KUALA LUMPUR: Durian farmers in Raub, who are currently embroiled in a land dispute with a state-backed consortium, could make a handsome profit based on its proposed purchase price of RM30 per kg for Grade A Musang King, the company said on Wednesday (Sep 2).
In a statement in response to claims by farmers that they have been shortchanged by the company’s legalisation scheme, Royal Pahang Durian Resources PKPP Sdn Bhd (RPDR-PKPP) said the price is “fair”.
“Assuming a farmer with 10-acre land, his minimum gross revenue based on 2,000kg per acre Grade A Musang King is expected to hit RM600,000.
“Based on independent verification, cost of production of about RM8 per kg will therefore assure the farmers an expected margin of more than 200 per cent,” it said.
RPDR-PKPP was mandated by the Pahang state government to carry out its legalisation scheme proposal to address the issue of illegal farming in Raub and to curb further encroachment on state land for the cultivation of durians.
The state contends that the durian farmers have been planting without a permit, and that a contract is one way to legalise their operations.
The scheme has sparked a bitter land dispute between the farmers and the state. It spells out that the farmers had illegally occupied some 7,000 acres of land that is owned by the state.
As part of the legalisation scheme, the Royal Pahang Durian Group signed an agreement with PKPP in March for its entry into large-scale durian production.
The agreement stipulates that the Pahang state government had leased the farmed land to RPDR-PKPP for 30 plus 30 years, with the RPDR-PKPP then subleasing the land to the existing durian farmers. The farmers are required to sell the durians produced at a predetermined price to Royal Pahang Durian.
The durian farmers are now asking the courts to review their eviction from the farms where they have been cultivating durians. The hearing for the farmers’ bid for judicial review is set for Oct 28.
Dubbed as the Musang King hub of Malaysia, Raub is blessed with the right conditions to grow the durian variant that is popular in mainland China, Hong Kong, Macau and Singapore.
The Musang King – or Mao Shan Wang – is sought after for its creamy texture and sweet flavour with a hint of bitterness.
In its Wednesday statement, the consortium also refuted claims all durian farmers are against the legalisation scheme.
“To date about 300 farmers have registered with RPD-PKPP, 133 of which have confirmed and partially paid earnest money of RM1,000 per acre,” the company said.

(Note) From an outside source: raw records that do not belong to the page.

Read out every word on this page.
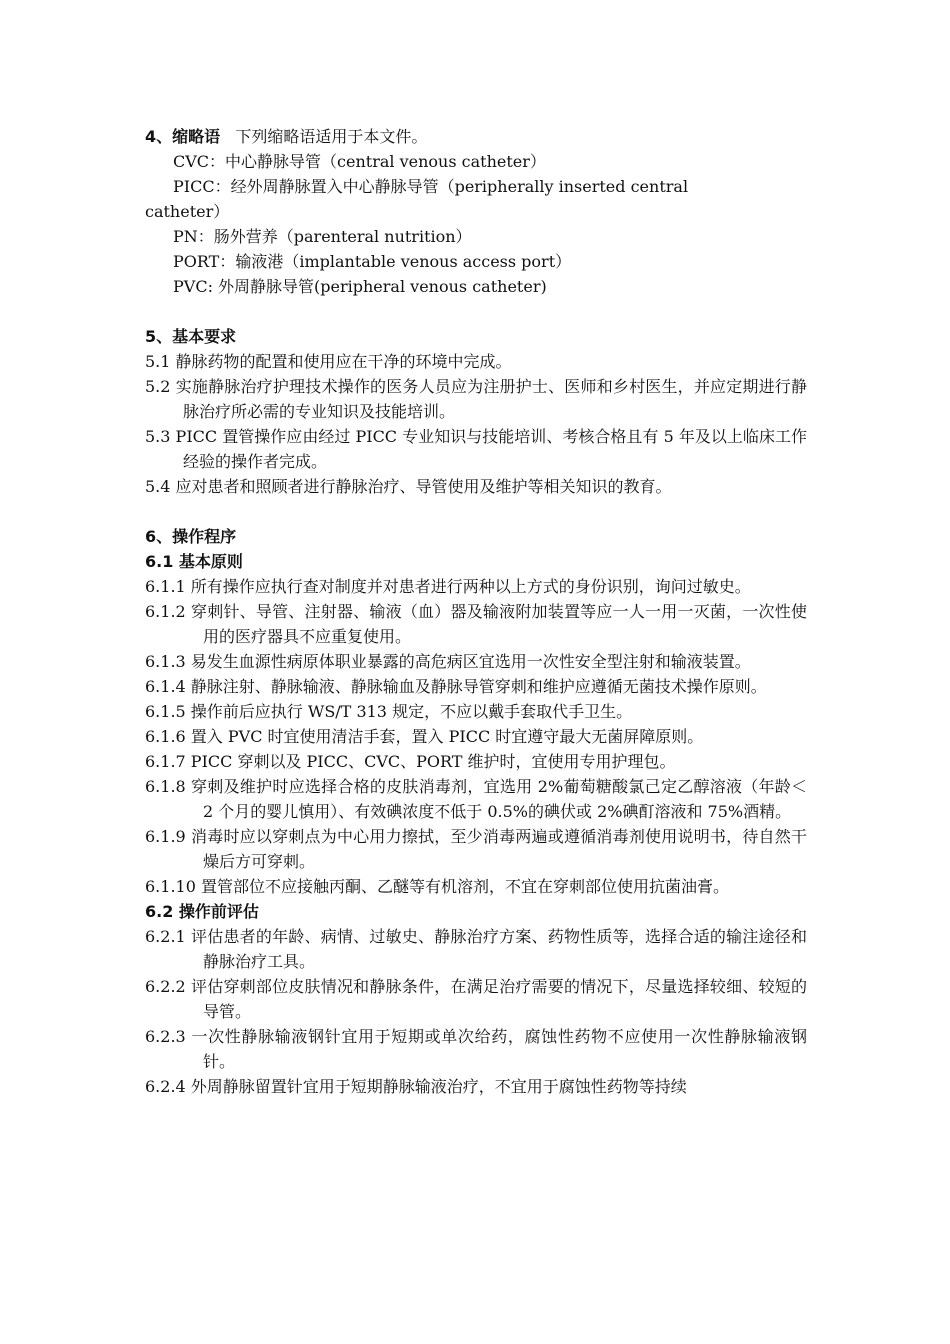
4、缩略语 下列缩略语适用于本文件。
CVC：中心静脉导管（central venous catheter）
PICC：经外周静脉置入中心静脉导管（peripherally inserted central
catheter）
PN：肠外营养（parenteral nutrition）
PORT：输液港（implantable venous access port）
PVC: 外周静脉导管(peripheral venous catheter)
5、基本要求
5.1 静脉药物的配置和使用应在干净的环境中完成。
5.2 实施静脉治疗护理技术操作的医务人员应为注册护士、医师和乡村医生，并应定期进行静脉治疗所必需的专业知识及技能培训。
5.3 PICC 置管操作应由经过 PICC 专业知识与技能培训、考核合格且有 5 年及以上临床工作经验的操作者完成。
5.4 应对患者和照顾者进行静脉治疗、导管使用及维护等相关知识的教育。
6、操作程序
6.1 基本原则
6.1.1 所有操作应执行查对制度并对患者进行两种以上方式的身份识别，询问过敏史。
6.1.2 穿刺针、导管、注射器、输液（血）器及输液附加装置等应一人一用一灭菌，一次性使用的医疗器具不应重复使用。
6.1.3 易发生血源性病原体职业暴露的高危病区宜选用一次性安全型注射和输液装置。
6.1.4 静脉注射、静脉输液、静脉输血及静脉导管穿刺和维护应遵循无菌技术操作原则。
6.1.5 操作前后应执行 WS/T 313 规定，不应以戴手套取代手卫生。
6.1.6 置入 PVC 时宜使用清洁手套，置入 PICC 时宜遵守最大无菌屏障原则。
6.1.7 PICC 穿刺以及 PICC、CVC、PORT 维护时，宜使用专用护理包。
6.1.8 穿刺及维护时应选择合格的皮肤消毒剂，宜选用 2%葡萄糖酸氯己定乙醇溶液（年龄＜2 个月的婴儿慎用）、有效碘浓度不低于 0.5%的碘伏或 2%碘酊溶液和 75%酒精。
6.1.9 消毒时应以穿刺点为中心用力擦拭，至少消毒两遍或遵循消毒剂使用说明书，待自然干燥后方可穿刺。
6.1.10 置管部位不应接触丙酮、乙醚等有机溶剂，不宜在穿刺部位使用抗菌油膏。
6.2 操作前评估
6.2.1 评估患者的年龄、病情、过敏史、静脉治疗方案、药物性质等，选择合适的输注途径和静脉治疗工具。
6.2.2 评估穿刺部位皮肤情况和静脉条件，在满足治疗需要的情况下，尽量选择较细、较短的导管。
6.2.3 一次性静脉输液钢针宜用于短期或单次给药，腐蚀性药物不应使用一次性静脉输液钢针。
6.2.4 外周静脉留置针宜用于短期静脉输液治疗，不宜用于腐蚀性药物等持续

The consortium added that there will be no financial penalties for farmers who do not meet the tonnage targets.
Some affected farmers who are protesting against the consortium, have organised themselves into a group dubbed Save Musang King Alliance (SAMKA).

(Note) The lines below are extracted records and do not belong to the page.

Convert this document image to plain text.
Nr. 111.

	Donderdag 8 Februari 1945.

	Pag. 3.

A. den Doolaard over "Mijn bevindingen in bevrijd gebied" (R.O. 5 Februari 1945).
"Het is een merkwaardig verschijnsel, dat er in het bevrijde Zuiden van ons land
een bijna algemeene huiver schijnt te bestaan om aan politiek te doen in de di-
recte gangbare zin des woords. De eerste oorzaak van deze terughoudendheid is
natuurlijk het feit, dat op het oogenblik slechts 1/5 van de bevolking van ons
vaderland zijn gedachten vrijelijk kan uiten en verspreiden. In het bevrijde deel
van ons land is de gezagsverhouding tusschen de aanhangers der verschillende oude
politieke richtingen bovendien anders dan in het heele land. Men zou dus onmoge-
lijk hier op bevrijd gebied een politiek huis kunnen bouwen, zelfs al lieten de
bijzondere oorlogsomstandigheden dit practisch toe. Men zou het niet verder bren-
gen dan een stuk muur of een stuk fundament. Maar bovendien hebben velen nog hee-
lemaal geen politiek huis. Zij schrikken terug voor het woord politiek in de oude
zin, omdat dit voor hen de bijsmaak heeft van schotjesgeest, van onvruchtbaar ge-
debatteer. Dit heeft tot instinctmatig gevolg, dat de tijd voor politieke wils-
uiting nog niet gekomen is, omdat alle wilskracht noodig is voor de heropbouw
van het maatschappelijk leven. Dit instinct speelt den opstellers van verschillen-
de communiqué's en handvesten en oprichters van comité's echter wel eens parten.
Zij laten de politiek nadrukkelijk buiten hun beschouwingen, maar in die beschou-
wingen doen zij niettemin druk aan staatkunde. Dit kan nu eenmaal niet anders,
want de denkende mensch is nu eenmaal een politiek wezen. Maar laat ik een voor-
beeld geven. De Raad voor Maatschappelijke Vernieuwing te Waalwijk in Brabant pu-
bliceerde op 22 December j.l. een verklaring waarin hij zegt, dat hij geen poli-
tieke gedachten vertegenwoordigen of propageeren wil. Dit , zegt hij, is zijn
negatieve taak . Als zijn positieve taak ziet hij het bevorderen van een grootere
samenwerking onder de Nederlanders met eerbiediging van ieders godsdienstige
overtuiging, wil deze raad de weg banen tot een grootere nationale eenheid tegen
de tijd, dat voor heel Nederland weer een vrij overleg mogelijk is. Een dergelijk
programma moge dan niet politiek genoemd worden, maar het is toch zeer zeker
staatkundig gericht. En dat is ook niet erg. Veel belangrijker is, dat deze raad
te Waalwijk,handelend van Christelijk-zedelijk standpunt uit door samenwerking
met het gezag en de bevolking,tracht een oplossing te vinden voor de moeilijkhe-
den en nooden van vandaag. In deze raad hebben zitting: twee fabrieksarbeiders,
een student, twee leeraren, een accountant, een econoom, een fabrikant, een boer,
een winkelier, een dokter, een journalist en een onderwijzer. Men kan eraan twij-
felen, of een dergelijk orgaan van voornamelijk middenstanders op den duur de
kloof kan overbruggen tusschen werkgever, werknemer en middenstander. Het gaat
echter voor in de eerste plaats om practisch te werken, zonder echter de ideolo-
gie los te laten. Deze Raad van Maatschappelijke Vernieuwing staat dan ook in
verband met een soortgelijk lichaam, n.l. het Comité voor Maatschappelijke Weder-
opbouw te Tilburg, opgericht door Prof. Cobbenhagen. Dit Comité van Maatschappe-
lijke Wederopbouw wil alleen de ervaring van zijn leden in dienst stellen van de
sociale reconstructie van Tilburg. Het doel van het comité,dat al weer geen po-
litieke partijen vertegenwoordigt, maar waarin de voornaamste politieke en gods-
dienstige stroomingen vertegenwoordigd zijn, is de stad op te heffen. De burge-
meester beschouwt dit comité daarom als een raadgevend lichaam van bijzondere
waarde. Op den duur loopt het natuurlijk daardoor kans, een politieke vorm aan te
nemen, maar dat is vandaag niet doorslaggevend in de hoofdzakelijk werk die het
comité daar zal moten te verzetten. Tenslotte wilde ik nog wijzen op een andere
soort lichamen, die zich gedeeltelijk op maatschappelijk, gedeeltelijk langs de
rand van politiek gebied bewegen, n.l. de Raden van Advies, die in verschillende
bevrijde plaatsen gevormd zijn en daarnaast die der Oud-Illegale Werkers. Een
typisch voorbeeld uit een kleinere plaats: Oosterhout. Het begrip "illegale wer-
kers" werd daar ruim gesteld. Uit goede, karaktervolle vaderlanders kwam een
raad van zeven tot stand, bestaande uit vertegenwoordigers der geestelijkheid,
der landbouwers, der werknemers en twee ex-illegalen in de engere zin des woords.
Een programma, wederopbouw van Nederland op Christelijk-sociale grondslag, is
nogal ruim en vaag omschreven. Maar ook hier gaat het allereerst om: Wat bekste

In a statement which was also released on Wednesday, SAMKA said it “has always been firm” in its stance to share their profits with the state government for “the greater good”.
“This is clearly reflected from the fact that the farmers had been applying for titles or farming licences for decades in the hope that they can pay taxes to the government. Unfortunately, the farmers’ good faith was to no avail as the government had always shut the door on the farmers, thus causing the ‘losses’ as claimed by the state government now,” the statement said.
It added that farmers are still ready to work with the state government, on condition that private firm Royal Pahang Durian’s involvement in the issue is halted.
“This is due to concerns that the private corporation’s involvement does not merely exploit the farmers, the state government’s revenue could also be reduced since the hidden and ultimate agenda of the private corporation is to profiteer from this whole scheme,” SAMKA said.
Both farmers and the state government would be in a “lose-lose situation” if this private corporation monopolises the entire durian market, it added.